Namun, operasinya terhambat oleh kekacauan yang terjadi dan laporan harian mengenai pasukan Israel yang menembaki para pencari bantuan yang sedang menunggu untuk mengumpulkan jatah makanan dari instalasi GHF.

Kontraktor Amerika yang menjaga lokasi bantuan GHF dilaporkan telah menggunakan peluru tajam dan granat kejut terhadap warga sipil, dengan beberapa kontraktor menyatakan kekhawatiran atas kurangnya pengawasan dan taktik agresif yang digunakan oleh personel keamanan yang tidak berkualifikasi dan bersenjata lengkap.

Menurut pernyataan tersebut, lebih dari 500 warga Palestina terbunuh dan hampir 4.000 terluka saat mencoba mengakses atau mendistribusikan makanan dari instalasi GHF.

“Orang-orang menggambarkan kejadian mengerikan saat mereka menunggu selama berjam-jam hanya dengan harapan mendapatkan pasokan makanan pokok, tetapi kemudian mereka justru disambut dengan tembakan tiba-tiba dan tak terduga… Saya telah berbicara dengan sejumlah penyintas pagi ini, dan mereka menceritakan kepada saya kesaksian yang menyayat hati dan mereka berbagi kejadian mengerikan yang terjadi di dekat pusat bantuan yang dikelola GHF,” kata seorang reporter Al Jazeera.

Kelompok perlawanan Palestina dalam pernyataan bersama baru-baru ini mengatakan tujuan sebenarnya di balik pusat distribusi bantuan AS di Gaza adalah untuk membubarkan badan PBB untuk pengungsi Palestina, UNRWA, dan menghancurkan perjuangan Palestina.

Mereka juga menekankan bahwa tindakan pusat-pusat bantuan tersebut ditujukan untuk mempercepat pemindahan paksa, pembersihan etnis, dan evakuasi masyarakat dan penduduk Gaza sebagai bagian dari “rencana kriminal” Presiden AS Donald Trump.

Perserikatan Bangsa-Bangsa dan kelompok bantuan lainnya menolak untuk bekerja sama dengan sistem GHF, dengan mengatakan hal itu melanggar prinsip-prinsip kemanusiaan berupa kenetralan, imparsialitas, dan independensi.

“Organisasi distribusi ini bertujuan menggunakan makanan sebagai umpan untuk menarik orang-orang yang kelaparan, meneror mereka, dan membunuh mereka.
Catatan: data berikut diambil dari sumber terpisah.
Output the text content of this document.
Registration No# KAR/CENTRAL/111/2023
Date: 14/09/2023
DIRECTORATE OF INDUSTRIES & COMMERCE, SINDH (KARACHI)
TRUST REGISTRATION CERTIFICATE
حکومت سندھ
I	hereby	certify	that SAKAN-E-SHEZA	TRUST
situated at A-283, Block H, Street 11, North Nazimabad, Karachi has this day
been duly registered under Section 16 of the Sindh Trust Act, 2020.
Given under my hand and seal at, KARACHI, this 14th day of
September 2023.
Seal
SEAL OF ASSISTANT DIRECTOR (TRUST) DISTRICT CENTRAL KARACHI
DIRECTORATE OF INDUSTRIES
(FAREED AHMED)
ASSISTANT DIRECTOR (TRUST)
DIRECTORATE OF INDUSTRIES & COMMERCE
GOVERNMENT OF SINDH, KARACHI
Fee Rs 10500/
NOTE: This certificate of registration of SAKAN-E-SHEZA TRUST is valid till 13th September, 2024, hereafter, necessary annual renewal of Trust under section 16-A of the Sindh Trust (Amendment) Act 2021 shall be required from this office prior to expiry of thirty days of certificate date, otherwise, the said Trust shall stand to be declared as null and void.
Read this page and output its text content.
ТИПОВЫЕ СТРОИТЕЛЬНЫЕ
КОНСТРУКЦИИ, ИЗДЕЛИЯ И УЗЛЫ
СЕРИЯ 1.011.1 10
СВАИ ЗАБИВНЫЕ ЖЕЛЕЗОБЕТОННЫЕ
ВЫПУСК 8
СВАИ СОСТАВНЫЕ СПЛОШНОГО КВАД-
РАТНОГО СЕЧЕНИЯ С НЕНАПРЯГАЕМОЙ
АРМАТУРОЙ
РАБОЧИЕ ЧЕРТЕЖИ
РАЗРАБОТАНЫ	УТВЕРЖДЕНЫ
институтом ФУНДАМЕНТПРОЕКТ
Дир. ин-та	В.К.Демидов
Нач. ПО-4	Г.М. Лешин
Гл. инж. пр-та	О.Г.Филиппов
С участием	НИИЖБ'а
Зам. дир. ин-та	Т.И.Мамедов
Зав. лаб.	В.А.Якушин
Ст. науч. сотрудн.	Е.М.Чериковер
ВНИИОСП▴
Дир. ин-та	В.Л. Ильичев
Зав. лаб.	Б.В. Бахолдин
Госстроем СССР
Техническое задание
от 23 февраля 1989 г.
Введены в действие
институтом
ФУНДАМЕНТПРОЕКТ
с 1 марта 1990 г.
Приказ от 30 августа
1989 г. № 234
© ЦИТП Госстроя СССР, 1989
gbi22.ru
Penembakan terhadap orang-orang yang mengantre makanan adalah kejahatan perang,” kata Dr. Mads Gilbert, seorang dokter dan profesor kedokteran darurat, yang telah menyediakan layanan kesehatan di Gaza selama lebih dari 30 tahun, tentang operasi GFH kepada Al Jazeera.

Perkembangan tersebut terjadi saat Trump mendesak gerakan perlawanan Hamas Palestina pada hari Selasa untuk menerima usulan gencatan senjata 60 hari, dan mengatakan bahwa Tel Aviv telah setuju untuk menyelesaikan kesepakatan tersebut.

“Israel telah menyetujui persyaratan yang diperlukan untuk menuntaskan Gencatan Senjata selama 60 hari,” katanya di Truth Social miliknya.

Dorongan Trump untuk gencatan senjata muncul saat pemerintah AS menyetujui penjualan senjata senilai $510 juta kepada rezim Israel, memperkuat dukungan militer Washington saat genosida rezim tersebut di Gaza mencapai bulan ke-21.

Sejak 7 Oktober 2023, ketika rezim Israel memulai kampanye genosida di Gaza, telah menewaskan sedikitnya 57.012 warga Palestina dan melukai 134.592, menurut kementerian kesehatan Gaza.